The suggester infrastructure is somewhat complex, and requires some care and feeding. The best way to figure out “which suggester is right for me” is to experiment. Here are some of the bits in the “it depends” category; choose which ones apply to your situation:

  • In distributed environments (i.e. SolrCloud), consider a suggest-only collection, possibly with replicas rather than have each and every replica in your “main” index have its own suggester (and build process). Not to mention that getting suggestions from a single replica is bound to be faster than getting distributed suggestions.
  • Curate your suggestions. If you’re not just using the TermsComponent, then you’ve decided that high-quality suggestions are worth the effort. You can make them even more useful to your users if you take some care to only put high-quality source material in the suggester. This can reflect the specific domain knowledge you have that Solr doesn’t, and you can go as crazy as you want with, say, semantic analysis to guide users to high-value documents. Given that you can specify weights to the suggestions, the possibilities are endless.
  • TANSTAAFL: There Ain’t No Such Thing As A Free Lunch. We’d all like to just push a button and have Solr “do the right thing” by magic. Unfortunately, the Do What I Mean (DWIM) version of Solr is still in the planning stages. And will be long after I retire. Expect to spend some development time for getting suggestions right.
  • Don’t over-engineer. The above bullet notwithstanding, and borrowing from the eXtreme Programming folks, “do the simplest thing that could possibly work”. In this case, define a simple suggester and see if that’s “good enough for this phase”, whatever “this phase” is. If it is, use it and stop. You can refine it later.
  • As of Solr 5.0, you can have the suggester work from multValued fields. Suggestions are returned from within the individual value! So you could quite reasonably copy a bunch of short fields into a “suggest” field and build your suggester from that field. Let’s say you added two values to a field in a doc, “my value 3” and “another entry”. “suggest.q= value” (AnalyzingInfixSuggester) would return”my value 3″ .

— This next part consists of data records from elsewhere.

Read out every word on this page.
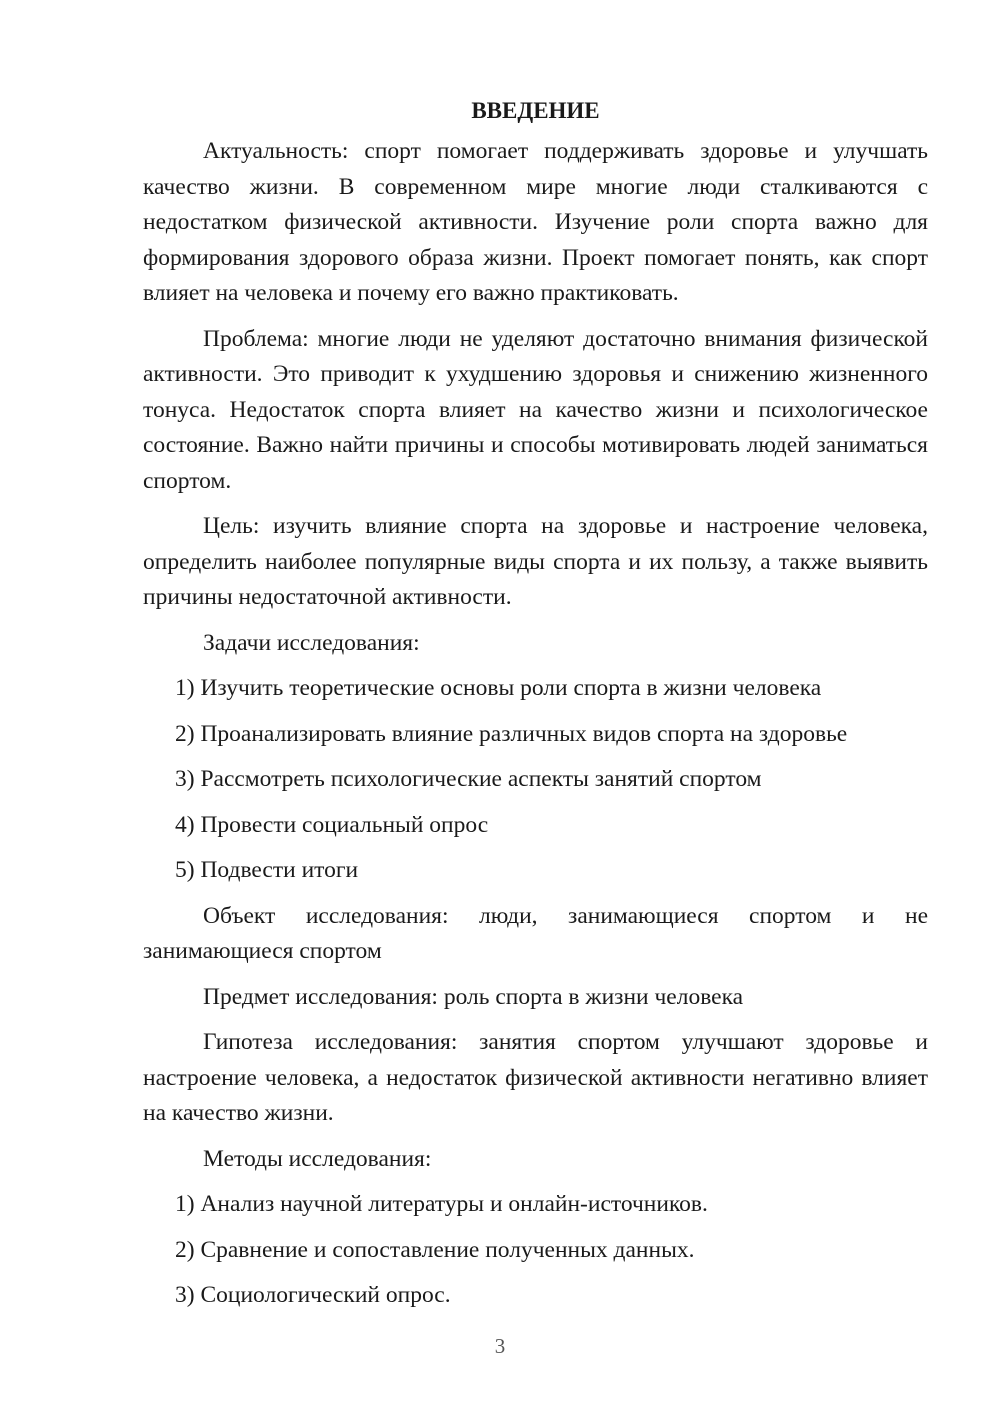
ВВЕДЕНИЕ

Актуальность: спорт помогает поддерживать здоровье и улучшать качество жизни. В современном мире многие люди сталкиваются с недостатком физической активности. Изучение роли спорта важно для формирования здорового образа жизни. Проект помогает понять, как спорт влияет на человека и почему его важно практиковать.

Проблема: многие люди не уделяют достаточно внимания физической активности. Это приводит к ухудшению здоровья и снижению жизненного тонуса. Недостаток спорта влияет на качество жизни и психологическое состояние. Важно найти причины и способы мотивировать людей заниматься спортом.

Цель: изучить влияние спорта на здоровье и настроение человека, определить наиболее популярные виды спорта и их пользу, а также выявить причины недостаточной активности.

Задачи исследования:
1) Изучить теоретические основы роли спорта в жизни человека
2) Проанализировать влияние различных видов спорта на здоровье
3) Рассмотреть психологические аспекты занятий спортом
4) Провести социальный опрос
5) Подвести итоги

Объект исследования: люди, занимающиеся спортом и не занимающиеся спортом

Предмет исследования: роль спорта в жизни человека

Гипотеза исследования: занятия спортом улучшают здоровье и настроение человека, а недостаток физической активности негативно влияет на качество жизни.

Методы исследования:
1) Анализ научной литературы и онлайн-источников.
2) Сравнение и сопоставление полученных данных.
3) Социологический опрос.
3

This has rambled on long enough, so happy suggesting!

A few useful links:

Mike McCandless’ discussions of suggesters:

You should really have a copy of the Solr Reference Guide on your machine and be searching that locally. You can download the whole thing (or older versions) as a single PDF from the upper-left corner of this page: Solr Reference Guide. Since much of this blog is about Solr 5.1, though, you’ll want to use the on-line version until Solr 5.1 is released.

My simple analyzer for the AnalyzingFieldType, removing all non alphanumerics and making my suggester case-insensitive. NOTE: even though the analysis is case-insensitive, the suggestions returned still have their original case:

<fieldType name="suggestTypeLc" class="solr.TextField" positionIncrementGap="100">
  <analyzer>
    <charFilter class="solr.PatternReplaceCharFilterFactory" pattern="[^a-zA-Z0-9]" replacement=" " />
    <tokenizer class="solr.WhitespaceTokenizerFactory"/>
    <filter class="solr.LowerCaseFilterFactory"/>
  </analyzer>
</fieldType>

[1] I’m cheating a little here, the FreeTextLookupFactory will suggest terms in isolation but this post has enough distractions as it is.